A few days ago, as 2015 waned, I sat with a friend and we shared our annual reviews with one another.
While I do this with a friend with whom I share recovery, it is not solely focused on spirituality and sobriety. This really is a kind of year-end annual review, the kind one might do at work.
We each do it our own way. My friend writes out a number of goals in a a series of categories. He then pulls out the lists and sees what kind of progress he made on each one. Some items he will cross off as completed — or he may add new goals.
I, too, look at a number of categories. But I don’t typically have hard-and-fast goals for each one. Instead, I reflect on what yearly progress (or lack of it) I have made in each area, and think about some concrete intentions for what I will do in the upcoming year.
While we each do it differently, there are two things we have in common: Our categories are similar, and we are careful to do this work in writing. This is a serious review and we take it seriously.
Here are the categories I used in reflecting on my actions in 2015, and my intentions for 2016. In each area, I ask myself what progress I made, and what I plan to do moving forward. I try to capture specifics.
- Body (health, fitness, nutrition, rest)
- Mind (learning new things, staying sharp)

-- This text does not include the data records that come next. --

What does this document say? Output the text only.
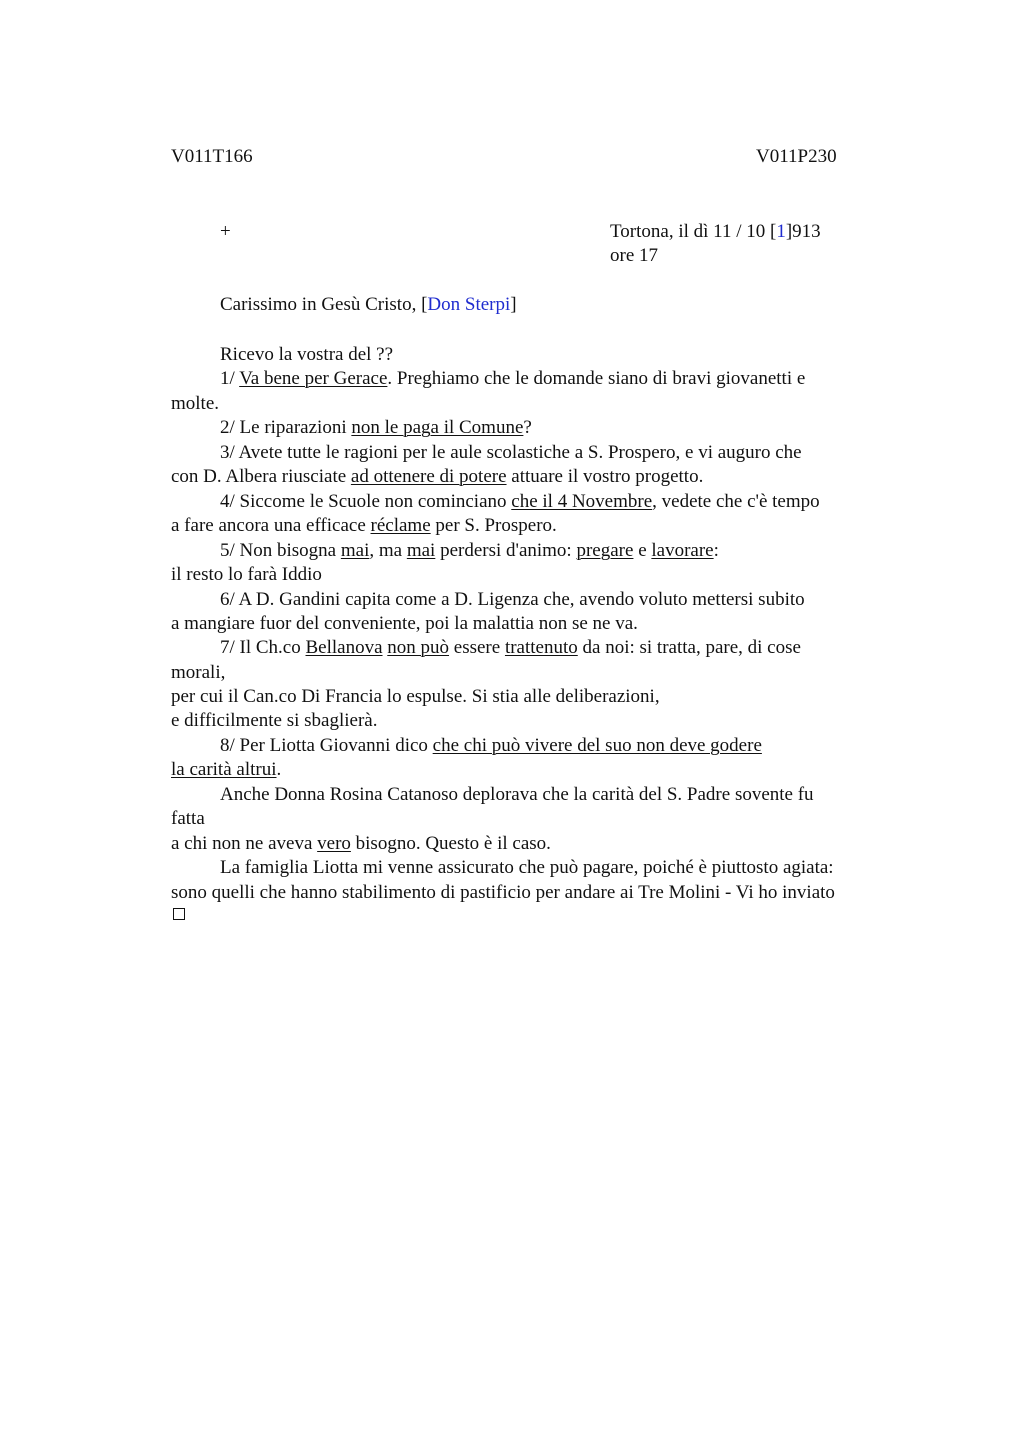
V011T166	V011P230
+	Tortona, il dì 11 / 10 [1]913
ore 17
Carissimo in Gesù Cristo, [Don Sterpi]
Ricevo la vostra del ??
1/ Va bene per Gerace. Preghiamo che le domande siano di bravi giovanetti e
molte.
2/ Le riparazioni non le paga il Comune?
3/ Avete tutte le ragioni per le aule scolastiche a S. Prospero, e vi auguro che
con D. Albera riusciate ad ottenere di potere attuare il vostro progetto.
4/ Siccome le Scuole non cominciano che il 4 Novembre, vedete che c'è tempo
a fare ancora una efficace réclame per S. Prospero.
5/ Non bisogna mai, ma mai perdersi d'animo: pregare e lavorare:
il resto lo farà Iddio
6/ A D. Gandini capita come a D. Ligenza che, avendo voluto mettersi subito
a mangiare fuor del conveniente, poi la malattia non se ne va.
7/ Il Ch.co Bellanova non può essere trattenuto da noi: si tratta, pare, di cose
morali,
per cui il Can.co Di Francia lo espulse. Si stia alle deliberazioni,
e difficilmente si sbaglierà.
8/ Per Liotta Giovanni dico che chi può vivere del suo non deve godere
la carità altrui.
Anche Donna Rosina Catanoso deplorava che la carità del S. Padre sovente fu
fatta
a chi non ne aveva vero bisogno. Questo è il caso.
La famiglia Liotta mi venne assicurato che può pagare, poiché è piuttosto agiata:
sono quelli che hanno stabilimento di pastificio per andare ai Tre Molini - Vi ho inviato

- Spirit (Recovery and program, faith, mindfulness, generosity)
- Social (family relationships, other close relationships, community)
- Finance and administration (how well I pay my bills, savings, income, orderliness of my affairs)
- Work and professional (diligence, responsibility, development and growth)
- Creativity (writing, music, other pursuits)
In talking to my friend, I invariably recall areas where I have real shortcomings as well as progress that I hadn’t recalled. I write those down as they come to me, during our conversation.
Throughout the year, every few months, I review the list in order to help me stay on track.